3 Career Lessons We Can Learn From Serena Williams

This weekend, Serena Williams was fined $17,000 during a controversial outburst. After calls from the umpire that Williams felt were unfair, she received code violations for calling him a “liar” and a “thief.” Although CNN Sports, Time Magazine, and People published pieces about equality in tennis, there’s another important lesson here: What do you do when something goes wrong on the court or at work? What’s the best way to handle a situation when you feel something’s not fair? Here are 3 career lessons we can learn from Serena; what we can emulate and what we should avoid:

Make Your Voice Heard

Serena was bold and ready to fight for what she felt was right.  In this case- expressing her voice may have paid off. Here’s what happened: The umpire, Carlos Ramos, ruled that Williams received coaching earlier in the set, violating a strict “no coaching” rule in Grand Slam tennis. As the call was made, Serena approached the umpire’s chair to say she would rather lose than “cheat to win.” Two more violations occurred when Serena broke her racket and called the umpire a “thief,” which led to the automatic loss of the game. However, Serena didn’t back down.

“The fact that I have to go through this is just an example for the next person that has emotions and that want to express themselves,” Serena said. “They’re going to be allowed to do that because of today. Maybe it didn’t work out for me, but it’s going to work out for the next person.”

The United States Tennis Association is reevaluating its policies to institute change and promote consistency in its rules. What’s the lesson in terms of your career? Make your voice heard. Serena teaches us to advocate for our opinions and stand up for what we believe in.

Keep Your Poise

Despite the importance of speaking your mind, be careful not to lose control. When your boss criticizes your project or presentation, your reaction should be poised and professional. Even if (like in Serena’s case), you think your boss is in the wrong, remain calm. Emotionally charged conversations can allow things to get out of hand quickly. For instance, (metaphorically) breaking your racket and yelling at your boss is not the answer. If Serena kept her racket intact, she may have won the match. Emotions are okay, but be sure to present them in a professional way.

Own It

Although Serena let things get out of hand, she took responsibility for her actions without changing her stance on what she believes in.
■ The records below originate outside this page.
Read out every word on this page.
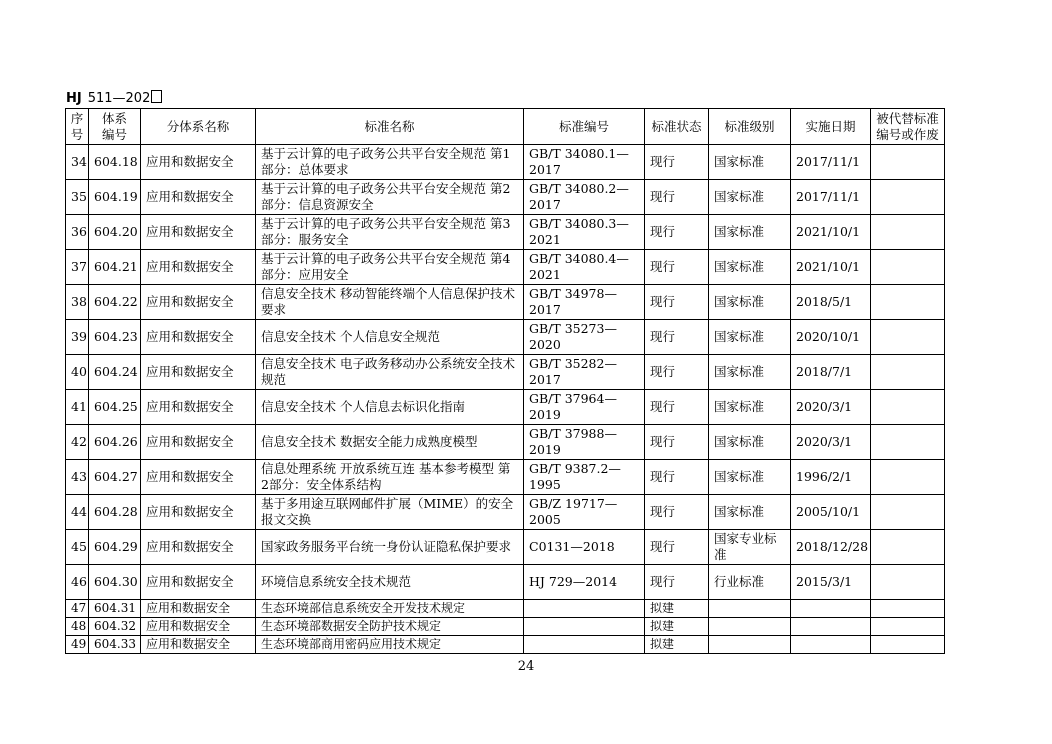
HJ 511—202
序号	体系编号	分体系名称	标准名称	标准编号	标准状态	标准级别	实施日期	被代替标准编号或作废
34	604.18	应用和数据安全	基于云计算的电子政务公共平台安全规范 第1部分：总体要求	GB/T 34080.1—2017	现行	国家标准	2017/11/1	
35	604.19	应用和数据安全	基于云计算的电子政务公共平台安全规范 第2部分：信息资源安全	GB/T 34080.2—2017	现行	国家标准	2017/11/1	
36	604.20	应用和数据安全	基于云计算的电子政务公共平台安全规范 第3部分：服务安全	GB/T 34080.3—2021	现行	国家标准	2021/10/1	
37	604.21	应用和数据安全	基于云计算的电子政务公共平台安全规范 第4部分：应用安全	GB/T 34080.4—2021	现行	国家标准	2021/10/1	
38	604.22	应用和数据安全	信息安全技术 移动智能终端个人信息保护技术要求	GB/T 34978—2017	现行	国家标准	2018/5/1	
39	604.23	应用和数据安全	信息安全技术 个人信息安全规范	GB/T 35273—2020	现行	国家标准	2020/10/1	
40	604.24	应用和数据安全	信息安全技术 电子政务移动办公系统安全技术规范	GB/T 35282—2017	现行	国家标准	2018/7/1	
41	604.25	应用和数据安全	信息安全技术 个人信息去标识化指南	GB/T 37964—2019	现行	国家标准	2020/3/1	
42	604.26	应用和数据安全	信息安全技术 数据安全能力成熟度模型	GB/T 37988—2019	现行	国家标准	2020/3/1	
43	604.27	应用和数据安全	信息处理系统 开放系统互连 基本参考模型 第2部分：安全体系结构	GB/T 9387.2—1995	现行	国家标准	1996/2/1	
44	604.28	应用和数据安全	基于多用途互联网邮件扩展（MIME）的安全报文交换	GB/Z 19717—2005	现行	国家标准	2005/10/1	
45	604.29	应用和数据安全	国家政务服务平台统一身份认证隐私保护要求	C0131—2018	现行	国家专业标准	2018/12/28	
46	604.30	应用和数据安全	环境信息系统安全技术规范	HJ 729—2014	现行	行业标准	2015/3/1	
47	604.31	应用和数据安全	生态环境部信息系统安全开发技术规定		拟建			
48	604.32	应用和数据安全	生态环境部数据安全防护技术规定		拟建			
49	604.33	应用和数据安全	生态环境部商用密码应用技术规定		拟建			
24
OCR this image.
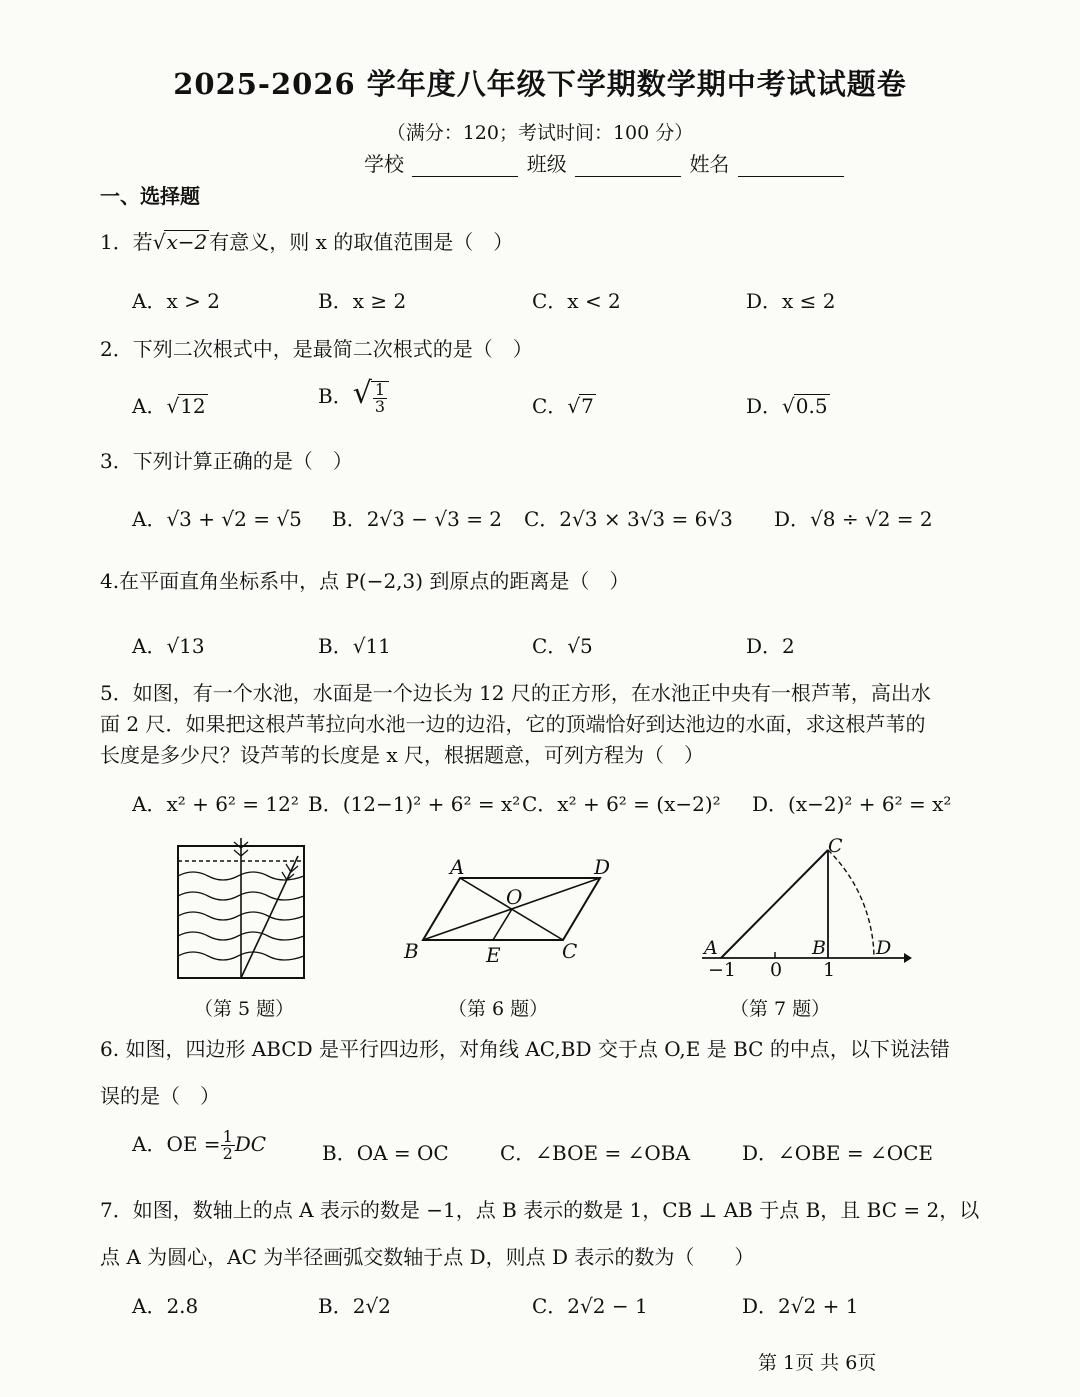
2025-2026 学年度八年级下学期数学期中考试试题卷
（满分：120；考试时间：100 分）
学校	班级	姓名
一、选择题
1．若√x−2 有意义，则 x 的取值范围是（　）
A．x > 2	B．x ≥ 2	C．x < 2	D．x ≤ 2
2．下列二次根式中，是最简二次根式的是（　）
A．√12	B．√ $\frac{1}{3}$	C．√7	D．√0.5
3．下列计算正确的是（　）
A．√3 + √2 = √5 B．2√3 − √3 = 2 C．2√3 × 3√3 = 6√3 D．√8 ÷ √2 = 2
4.在平面直角坐标系中，点 P(−2,3) 到原点的距离是（　）
A．√13	B．√11	C．√5	D．2
5．如图，有一个水池，水面是一个边长为 12 尺的正方形，在水池正中央有一根芦苇，高出水
面 2 尺．如果把这根芦苇拉向水池一边的边沿，它的顶端恰好到达池边的水面，求这根芦苇的
长度是多少尺？设芦苇的长度是 x 尺，根据题意，可列方程为（　）
A．x² + 6² = 12² B．(12−1)² + 6² = x² C．x² + 6² = (x−2)² D．(x−2)² + 6² = x²
（第 5 题）
A	D
O
B	E	C
（第 6 题）
A	B
C
D
−1 0 1
（第 7 题）
6. 如图，四边形 ABCD 是平行四边形，对角线 AC,BD 交于点 O,E 是 BC 的中点，以下说法错
误的是（　）
A．OE = $\frac{1}{2}$ DC	B．OA = OC	C．∠BOE = ∠OBA	D．∠OBE = ∠OCE
7．如图，数轴上的点 A 表示的数是 −1，点 B 表示的数是 1，CB ⊥ AB 于点 B，且 BC = 2，以
点 A 为圆心，AC 为半径画弧交数轴于点 D，则点 D 表示的数为（　　）
A．2.8	B．2√2	C．2√2 − 1	D．2√2 + 1
第 1页 共 6页
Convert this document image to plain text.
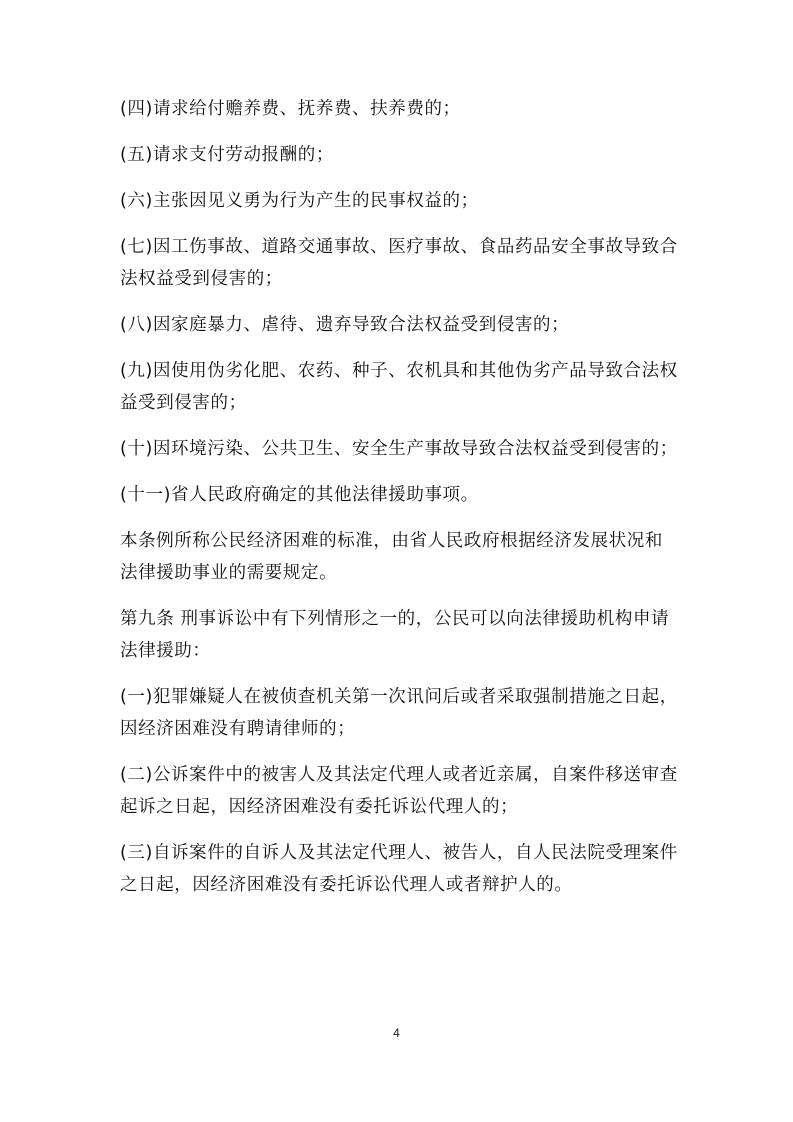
(四)请求给付赡养费、抚养费、扶养费的；

(五)请求支付劳动报酬的；

(六)主张因见义勇为行为产生的民事权益的；

(七)因工伤事故、道路交通事故、医疗事故、食品药品安全事故导致合法权益受到侵害的；

(八)因家庭暴力、虐待、遗弃导致合法权益受到侵害的；

(九)因使用伪劣化肥、农药、种子、农机具和其他伪劣产品导致合法权益受到侵害的；

(十)因环境污染、公共卫生、安全生产事故导致合法权益受到侵害的；

(十一)省人民政府确定的其他法律援助事项。

本条例所称公民经济困难的标准，由省人民政府根据经济发展状况和法律援助事业的需要规定。

第九条 刑事诉讼中有下列情形之一的，公民可以向法律援助机构申请法律援助：

(一)犯罪嫌疑人在被侦查机关第一次讯问后或者采取强制措施之日起，因经济困难没有聘请律师的；

(二)公诉案件中的被害人及其法定代理人或者近亲属，自案件移送审查起诉之日起，因经济困难没有委托诉讼代理人的；

(三)自诉案件的自诉人及其法定代理人、被告人，自人民法院受理案件之日起，因经济困难没有委托诉讼代理人或者辩护人的。

4
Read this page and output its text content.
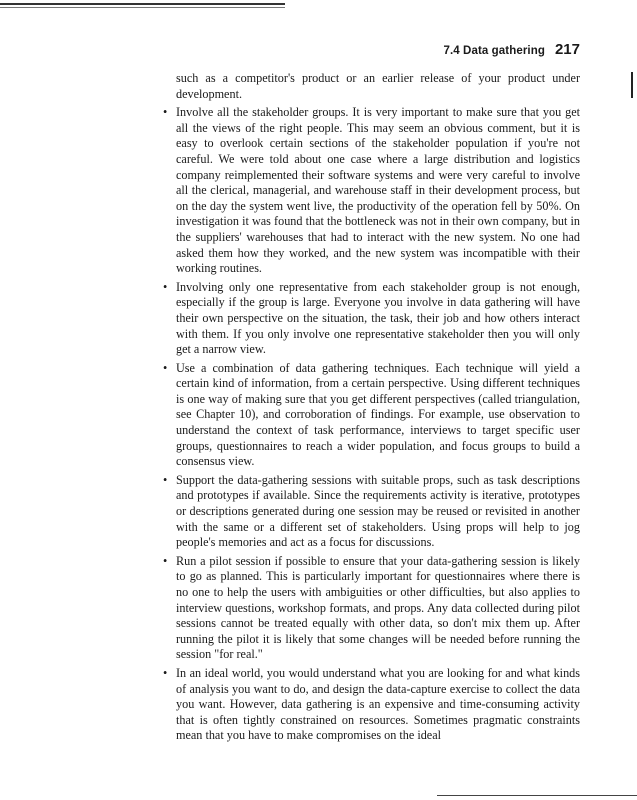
7.4 Data gathering 217

such as a competitor's product or an earlier release of your product under development.

• Involve all the stakeholder groups. It is very important to make sure that you get all the views of the right people. This may seem an obvious comment, but it is easy to overlook certain sections of the stakeholder population if you're not careful. We were told about one case where a large distribution and logistics company reimplemented their software systems and were very careful to involve all the clerical, managerial, and warehouse staff in their development process, but on the day the system went live, the productivity of the operation fell by 50%. On investigation it was found that the bottleneck was not in their own company, but in the suppliers' warehouses that had to interact with the new system. No one had asked them how they worked, and the new system was incompatible with their working routines.
• Involving only one representative from each stakeholder group is not enough, especially if the group is large. Everyone you involve in data gathering will have their own perspective on the situation, the task, their job and how others interact with them. If you only involve one representative stakeholder then you will only get a narrow view.
• Use a combination of data gathering techniques. Each technique will yield a certain kind of information, from a certain perspective. Using different techniques is one way of making sure that you get different perspectives (called triangulation, see Chapter 10), and corroboration of findings. For example, use observation to understand the context of task performance, interviews to target specific user groups, questionnaires to reach a wider population, and focus groups to build a consensus view.
• Support the data-gathering sessions with suitable props, such as task descriptions and prototypes if available. Since the requirements activity is iterative, prototypes or descriptions generated during one session may be reused or revisited in another with the same or a different set of stakeholders. Using props will help to jog people's memories and act as a focus for discussions.
• Run a pilot session if possible to ensure that your data-gathering session is likely to go as planned. This is particularly important for questionnaires where there is no one to help the users with ambiguities or other difficulties, but also applies to interview questions, workshop formats, and props. Any data collected during pilot sessions cannot be treated equally with other data, so don't mix them up. After running the pilot it is likely that some changes will be needed before running the session "for real."
• In an ideal world, you would understand what you are looking for and what kinds of analysis you want to do, and design the data-capture exercise to collect the data you want. However, data gathering is an expensive and time-consuming activity that is often tightly constrained on resources. Sometimes pragmatic constraints mean that you have to make compromises on the ideal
While a different reaction to the umpire’s call could have led to a different result, Serena stands by her words. She owned what she said because it’s what she believes in, and rather than denying her actions, she defends them. 

“I can’t sit here and say I wouldn’t say he’s a thief, because I thought he took the game from me…I’m here fighting to be an example for the next person,” Serena said. 

In the workplace, strong professionals should be like Serena. While it’s important to be respectful, professional and use your best judgement, it’s also important to make your voice heard. Instead of rolling over, shout from the rooftops what you believe in, be bold and fight for what’s right.